Pour les voyages, le SPF Affaires étrangères avait eu au départ une très bonne idée. Utiliser des codes de couleurs que tout le monde connaît parce que ce sont ceux des feux de signalisation. Chaque pays européen s'est vu assigner un signal vert, orange ou rouge. Sur le principe, tout le monde avait compris. Ce qui se cachait derrière la couleur était moins clair. Les pays rouges, on n'y allait pas parce qu'ils ne voulaient pas de Belges sur leur territoire. Pour les pays orange, c'était déjà plus compliqué puisqu'il fallait, et il faut toujours, se renseigner sur les consignes (certificat, quarantaine) exigées par le pays hôte. Vert, on y fonce sans souci autre que les consignes de base.

Là où ça devient compliqué

Mais là où la logique a anesthésié la logique, c'est quand le comité de concertation a décidé d'utiliser le même principe des couleurs pour ses recommandations de départ et de retour à propos des zones reconfinées. Quelle embrouille!

Un exemple? Ce vendredi matin, sur le site Diplomatie.be, l'Espagne était toujours classée "orange". Alors que, comme le rappelait Philippe Goffin sur la Première, le pays est bien "vert". Sauf deux zones (la ville de Lerida et le comté d'A Marina) qui, elles, sont rouges: interdiction d'y aller mais si on en revient, on doit se soumettre, en Belgique, au dépistage et à l'"autoquatorzaine".

Ce qui est essentiel

Le principe des couleurs n'est pas le seul qui est flou. Tout le protocole concerne les voyages dits non essentiels. Mais quand un voyage est-il considéré essentiel, et qui pourra le juger comme tel? Aller voir un parent malade, ça l'est? Nulle part l'explication n'est indiquée. Le porte-parole des Affaires étrangères promet que la notion sera précisée dans les prochaines heures sur le site Diplomatie.be. En fait, il s'agit des médecins, du personnel infirmier, des étudiants possédant un visa, de personnes se déplaçant dans le cadre d'un travail pour une institution internationale...

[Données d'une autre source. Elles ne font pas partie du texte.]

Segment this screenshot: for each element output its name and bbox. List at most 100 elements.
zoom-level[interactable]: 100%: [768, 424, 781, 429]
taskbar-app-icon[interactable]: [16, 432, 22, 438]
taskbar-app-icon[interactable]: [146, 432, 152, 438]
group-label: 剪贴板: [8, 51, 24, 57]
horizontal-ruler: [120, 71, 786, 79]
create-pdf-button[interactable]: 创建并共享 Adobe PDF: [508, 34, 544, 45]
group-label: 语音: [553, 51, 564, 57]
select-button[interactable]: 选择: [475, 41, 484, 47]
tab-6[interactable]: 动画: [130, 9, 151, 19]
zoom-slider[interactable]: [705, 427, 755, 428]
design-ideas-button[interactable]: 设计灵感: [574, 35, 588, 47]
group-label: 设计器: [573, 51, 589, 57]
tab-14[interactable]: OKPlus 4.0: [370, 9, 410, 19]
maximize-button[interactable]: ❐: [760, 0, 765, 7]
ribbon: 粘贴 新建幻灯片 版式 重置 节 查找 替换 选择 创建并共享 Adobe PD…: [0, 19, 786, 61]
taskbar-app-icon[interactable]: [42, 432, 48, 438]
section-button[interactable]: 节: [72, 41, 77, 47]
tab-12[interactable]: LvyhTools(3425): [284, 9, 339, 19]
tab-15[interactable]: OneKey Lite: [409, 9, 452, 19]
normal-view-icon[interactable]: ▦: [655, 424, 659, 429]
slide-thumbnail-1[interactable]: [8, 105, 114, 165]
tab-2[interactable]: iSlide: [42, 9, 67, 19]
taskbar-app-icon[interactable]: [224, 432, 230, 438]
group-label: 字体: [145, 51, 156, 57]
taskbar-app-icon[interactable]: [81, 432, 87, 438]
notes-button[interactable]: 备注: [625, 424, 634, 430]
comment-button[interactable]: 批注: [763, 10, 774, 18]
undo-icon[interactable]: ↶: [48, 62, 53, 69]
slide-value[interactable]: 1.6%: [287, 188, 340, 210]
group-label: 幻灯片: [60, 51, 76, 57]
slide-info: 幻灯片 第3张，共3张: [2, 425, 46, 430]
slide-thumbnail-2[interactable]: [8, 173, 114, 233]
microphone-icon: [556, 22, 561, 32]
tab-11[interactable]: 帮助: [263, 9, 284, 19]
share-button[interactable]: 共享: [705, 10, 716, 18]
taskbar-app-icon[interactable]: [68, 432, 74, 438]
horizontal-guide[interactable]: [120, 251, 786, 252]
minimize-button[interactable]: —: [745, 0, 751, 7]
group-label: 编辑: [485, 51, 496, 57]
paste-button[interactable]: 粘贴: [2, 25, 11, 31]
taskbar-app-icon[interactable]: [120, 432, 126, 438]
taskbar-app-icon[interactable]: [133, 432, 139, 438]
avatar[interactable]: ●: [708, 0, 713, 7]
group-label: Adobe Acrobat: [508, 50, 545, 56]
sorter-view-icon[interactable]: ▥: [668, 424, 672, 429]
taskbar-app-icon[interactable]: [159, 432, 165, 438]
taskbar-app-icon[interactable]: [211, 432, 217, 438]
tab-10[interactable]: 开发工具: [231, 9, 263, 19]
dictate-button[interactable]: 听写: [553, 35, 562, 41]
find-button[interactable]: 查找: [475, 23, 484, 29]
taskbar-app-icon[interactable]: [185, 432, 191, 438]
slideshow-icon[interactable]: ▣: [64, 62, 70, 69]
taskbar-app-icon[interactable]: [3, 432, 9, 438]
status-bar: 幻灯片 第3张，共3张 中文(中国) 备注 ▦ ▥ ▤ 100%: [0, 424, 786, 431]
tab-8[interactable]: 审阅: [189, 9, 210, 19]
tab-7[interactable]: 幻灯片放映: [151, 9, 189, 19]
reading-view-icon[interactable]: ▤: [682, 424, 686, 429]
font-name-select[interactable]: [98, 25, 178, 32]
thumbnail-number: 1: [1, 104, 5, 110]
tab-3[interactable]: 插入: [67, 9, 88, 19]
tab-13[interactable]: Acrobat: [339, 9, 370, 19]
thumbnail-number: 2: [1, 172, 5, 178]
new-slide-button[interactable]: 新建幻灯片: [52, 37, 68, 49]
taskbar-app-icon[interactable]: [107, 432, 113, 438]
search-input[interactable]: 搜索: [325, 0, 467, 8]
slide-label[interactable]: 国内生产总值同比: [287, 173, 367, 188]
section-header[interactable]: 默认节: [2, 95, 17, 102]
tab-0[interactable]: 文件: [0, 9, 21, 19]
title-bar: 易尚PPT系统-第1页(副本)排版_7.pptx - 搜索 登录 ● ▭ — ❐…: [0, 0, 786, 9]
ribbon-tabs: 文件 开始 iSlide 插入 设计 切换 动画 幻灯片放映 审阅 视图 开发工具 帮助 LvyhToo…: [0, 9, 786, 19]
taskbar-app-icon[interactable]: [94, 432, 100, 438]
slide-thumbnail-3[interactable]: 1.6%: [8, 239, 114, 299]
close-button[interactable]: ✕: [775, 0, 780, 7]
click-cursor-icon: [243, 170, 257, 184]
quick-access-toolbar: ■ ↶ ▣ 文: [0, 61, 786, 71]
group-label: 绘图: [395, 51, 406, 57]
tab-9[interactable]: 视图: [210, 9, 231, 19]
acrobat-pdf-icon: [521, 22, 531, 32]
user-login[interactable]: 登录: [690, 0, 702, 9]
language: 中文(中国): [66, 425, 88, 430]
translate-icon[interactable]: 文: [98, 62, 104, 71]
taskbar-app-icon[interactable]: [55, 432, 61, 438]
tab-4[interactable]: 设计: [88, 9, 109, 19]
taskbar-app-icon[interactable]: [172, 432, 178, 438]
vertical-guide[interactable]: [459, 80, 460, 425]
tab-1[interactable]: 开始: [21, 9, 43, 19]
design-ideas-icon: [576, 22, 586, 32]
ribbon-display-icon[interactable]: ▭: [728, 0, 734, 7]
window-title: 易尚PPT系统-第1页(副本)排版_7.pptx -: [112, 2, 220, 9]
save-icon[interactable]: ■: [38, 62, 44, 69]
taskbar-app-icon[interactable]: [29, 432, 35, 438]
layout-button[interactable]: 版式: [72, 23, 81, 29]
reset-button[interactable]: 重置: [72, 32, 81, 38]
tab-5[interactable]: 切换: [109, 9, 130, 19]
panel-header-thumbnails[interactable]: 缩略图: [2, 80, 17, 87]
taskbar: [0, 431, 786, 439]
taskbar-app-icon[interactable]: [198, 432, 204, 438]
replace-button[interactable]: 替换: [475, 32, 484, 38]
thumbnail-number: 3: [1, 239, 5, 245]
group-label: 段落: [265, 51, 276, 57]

"À chacun de faire preuve de bon sens et de se soumettre aux mesures.",
Arnaud Gaspart
Porte-parole du SPF Affaires étrangères

Autre mystère: combien de temps va durer la quarantaine? On ne sait pas. Ni quand exactement devra être effectué le second test. Cela est du ressort des Régions. On n'est toujours pas sûr que les mesures seront exactement identiques dans les trois Régions, même si c'était le but avoué lorsque le comité de concertation a décidé des procédures obligatoires mercredi passé. Le site des Affaires étrangères renvoie à ce propos à celui de Sciensano, qui reste muet sur le sujet. La Wallonie et Bruxelles ne seront prêtes avec leur décret que mercredi prochain. On en saura alors plus mais en attendant, quelle modalité pour les touristes revenant aujourd'hui d'une zone rouge?

De retour de Lisbonne

Ce n'est pas fini. On s'interroge sur les retour de voyages jugés essentiels. Les nouvelles consignes ne concernent pas ces cas-là. Il serait donc bien possible de revenir de Lisbonne sans avoir l'obligation de respecter les consignes. Or, les voyages essentiels impliquent généralement des contacts sur place.

Et quid des zones hors Union européenne? Melbourne vient d'être reconfiné. À quel traitement devrait être soumise une personne revenant en Belgique en provenance de la deuxième ville australienne? Ce genre de cas n'est pour l'heure pas considéré par les mesures mises en place, qui ne concernent que le continent européen. "À chacun de faire preuve de bon sens et de se soumettre aux mesures", demande le porte-parole du SPF Affaires étrangères, Arnaud Gaspart.

Pour la question de la communication aux passagers de retour, quel que soit leur moyen de transport, c'est vite réglé: nul n'est censé ignorer la loi. Mais quid du suivi, des contrôles? On sait déjà que ce sera difficile, notamment pour les voyageurs qui passent la frontière en voiture: d'où viennent-ils vraiment, Ici encore, c'est le sens civique des citoyens qui devra s'exprimer.